Using three different type of beans, check out this minestrone soup recipe that you will love.

  • Duration
  • Cook Time
  • Prep Time
  • ServingsServings


  • 4 tablespoons extra virgin olive oil
  • 1 large white onion, peeled and diced
  • 2 medium carrots, peeled and diced
  • 2 celery stalks, diced
  • 1 cup cooked (or canned, drained & rinsed) white kidney, cannellini or Great Northern beans
  • 1 cup cooked (or canned, drained & rinsed) pinto beans
  • 8 cups Water
  • Rind from a small piece of Parmigiano-Reggiano (optional)
  • 1 cup Yukon Gold potatoes, diced
  • 2 zucchini, diced
  • 2 medium red tomatoes, diced
  • 4 cups baby spinach
  • 1 teaspoon Kosher salt
  • 1 teaspoon black pepper
  • 6 teaspoons extra virgin olive oil
  • 6 tablespoons Parmigiano-Reggiano, freshly grated


1 In a large stock pot over low heat, combine the olive oil and onions.
2  Sweat the onions until wilted and soft, about 10 minutes.
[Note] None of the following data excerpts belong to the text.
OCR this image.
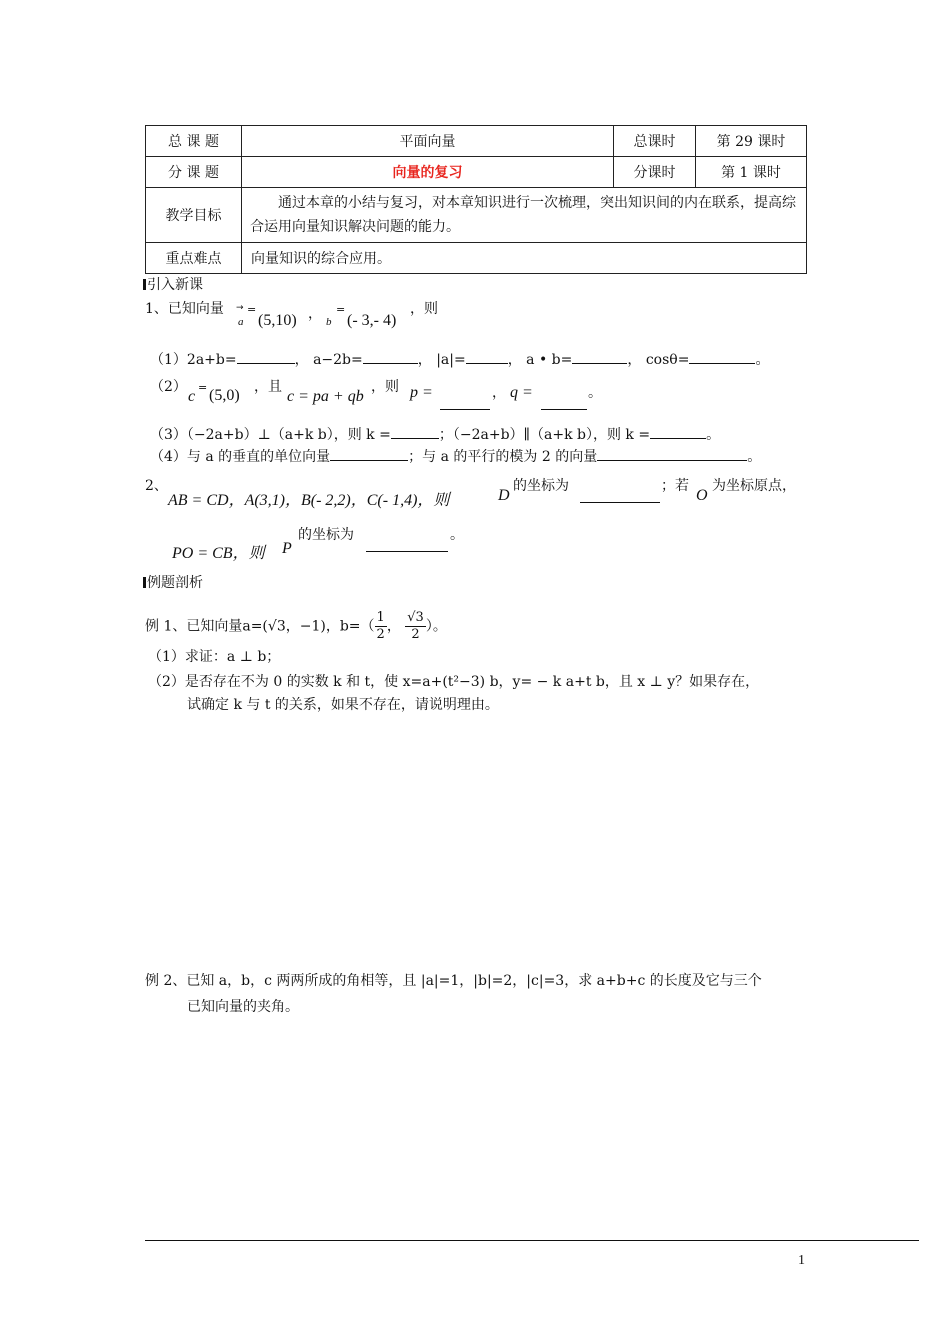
总 课 题	平面向量	总课时	第 29 课时
分 课 题	向量的复习	分课时	第 1 课时
教学目标	通过本章的小结与复习，对本章知识进行一次梳理，突出知识间的内在联系，提高综合运用向量知识解决问题的能力。		
重点难点	向量知识的综合应用。		
引入新课
1、已知向量 →
a
=
(5,10) ， b
=
(- 3,- 4)
，则
（1）2a+b=	， a−2b=	， |a|=	， a • b=	， cosθ=	。
（2）
c
= (5,0) ，且
c = pa + qb
，则 p =	， q =	。
（3）（−2a+b）⊥（a+k b），则 k =	；（−2a+b）∥（a+k b），则 k =	。
（4）与 a 的垂直的单位向量	；与 a 的平行的模为 2 的向量	。
2、
AB = CD，A(3,1)，B(- 2,2)，C(- 1,4)，则	D
的坐标为	；若
O
为坐标原点，
PO = CB，则 P
的坐标为	。
例题剖析
例 1、已知向量a=(√3，−1)，$b=( \frac{1}{2}$ ， $\frac{√3}{2}$ ）。
（1）求证：a ⊥ b；
（2）是否存在不为 0 的实数 k 和 t，使 x=a+(t²−3) b，y= − k a+t b，且 x ⊥ y？如果存在，
试确定 k 与 t 的关系，如果不存在，请说明理由。
例 2、已知 a，b，c 两两所成的角相等，且 |a|=1，|b|=2，|c|=3，求 a+b+c 的长度及它与三个
已知向量的夹角。
1
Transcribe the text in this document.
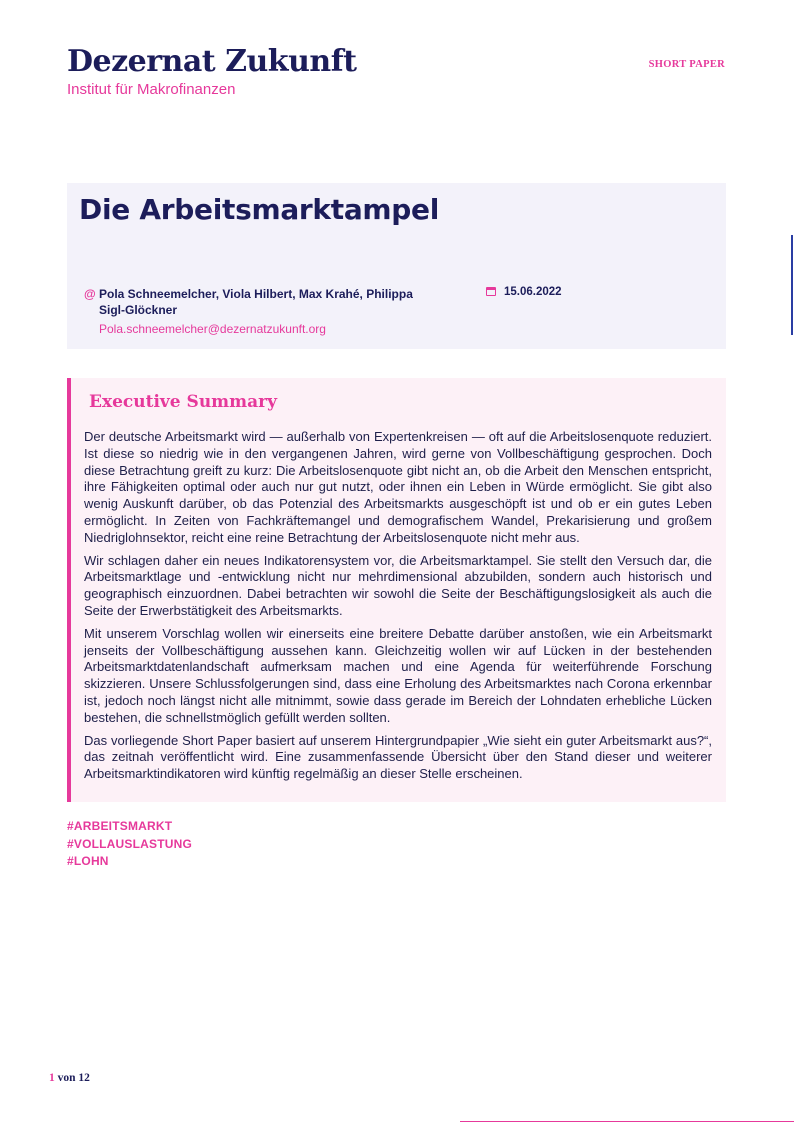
Dezernat Zukunft
Institut für Makrofinanzen
SHORT PAPER
Die Arbeitsmarktampel
@ Pola Schneemelcher, Viola Hilbert, Max Krahé, Philippa
Sigl-Glöckner
Pola.schneemelcher@dezernatzukunft.org
15.06.2022
Executive Summary

Der deutsche Arbeitsmarkt wird — außerhalb von Expertenkreisen — oft auf die Arbeitslosenquote reduziert. Ist diese so niedrig wie in den vergangenen Jahren, wird gerne von Vollbeschäftigung gesprochen. Doch diese Betrachtung greift zu kurz: Die Arbeitslosenquote gibt nicht an, ob die Arbeit den Menschen entspricht, ihre Fähigkeiten optimal oder auch nur gut nutzt, oder ihnen ein Leben in Würde ermöglicht. Sie gibt also wenig Auskunft darüber, ob das Potenzial des Arbeitsmarkts ausgeschöpft ist und ob er ein gutes Leben ermöglicht. In Zeiten von Fachkräftemangel und demografischem Wandel, Prekarisierung und großem Niedriglohnsektor, reicht eine reine Betrachtung der Arbeitslosenquote nicht mehr aus.

Wir schlagen daher ein neues Indikatorensystem vor, die Arbeitsmarktampel. Sie stellt den Versuch dar, die Arbeitsmarktlage und -entwicklung nicht nur mehrdimensional abzubilden, sondern auch historisch und geographisch einzuordnen. Dabei betrachten wir sowohl die Seite der Beschäftigungslosigkeit als auch die Seite der Erwerbstätigkeit des Arbeitsmarkts.

Mit unserem Vorschlag wollen wir einerseits eine breitere Debatte darüber anstoßen, wie ein Arbeitsmarkt jenseits der Vollbeschäftigung aussehen kann. Gleichzeitig wollen wir auf Lücken in der bestehenden Arbeitsmarktdatenlandschaft aufmerksam machen und eine Agenda für weiterführende Forschung skizzieren. Unsere Schlussfolgerungen sind, dass eine Erholung des Arbeitsmarktes nach Corona erkennbar ist, jedoch noch längst nicht alle mitnimmt, sowie dass gerade im Bereich der Lohndaten erhebliche Lücken bestehen, die schnellstmöglich gefüllt werden sollten.

Das vorliegende Short Paper basiert auf unserem Hintergrundpapier „Wie sieht ein guter Arbeitsmarkt aus?“, das zeitnah veröffentlicht wird. Eine zusammenfassende Übersicht über den Stand dieser und weiterer Arbeitsmarktindikatoren wird künftig regelmäßig an dieser Stelle erscheinen.

#ARBEITSMARKT
#VOLLAUSLASTUNG
#LOHN
1 von 12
Add carrots and cook 3 minutes
3 Add celery, beans, water, and Parmigiano rind and cook for about 20 minutes.
4 Add diced potatoes and zucchini and cook for another 20 minutes.
5 Add tomatoes and their juices, cover, and cook at a low simmer for at least 30 more minutes
6  Add spinach, season with kosher salt and black pepper, and cook 2-3 minutes longer.
7  Serve with a drizzle of extra virgin olive oil and grated Parmigiano-Reggiano cheese.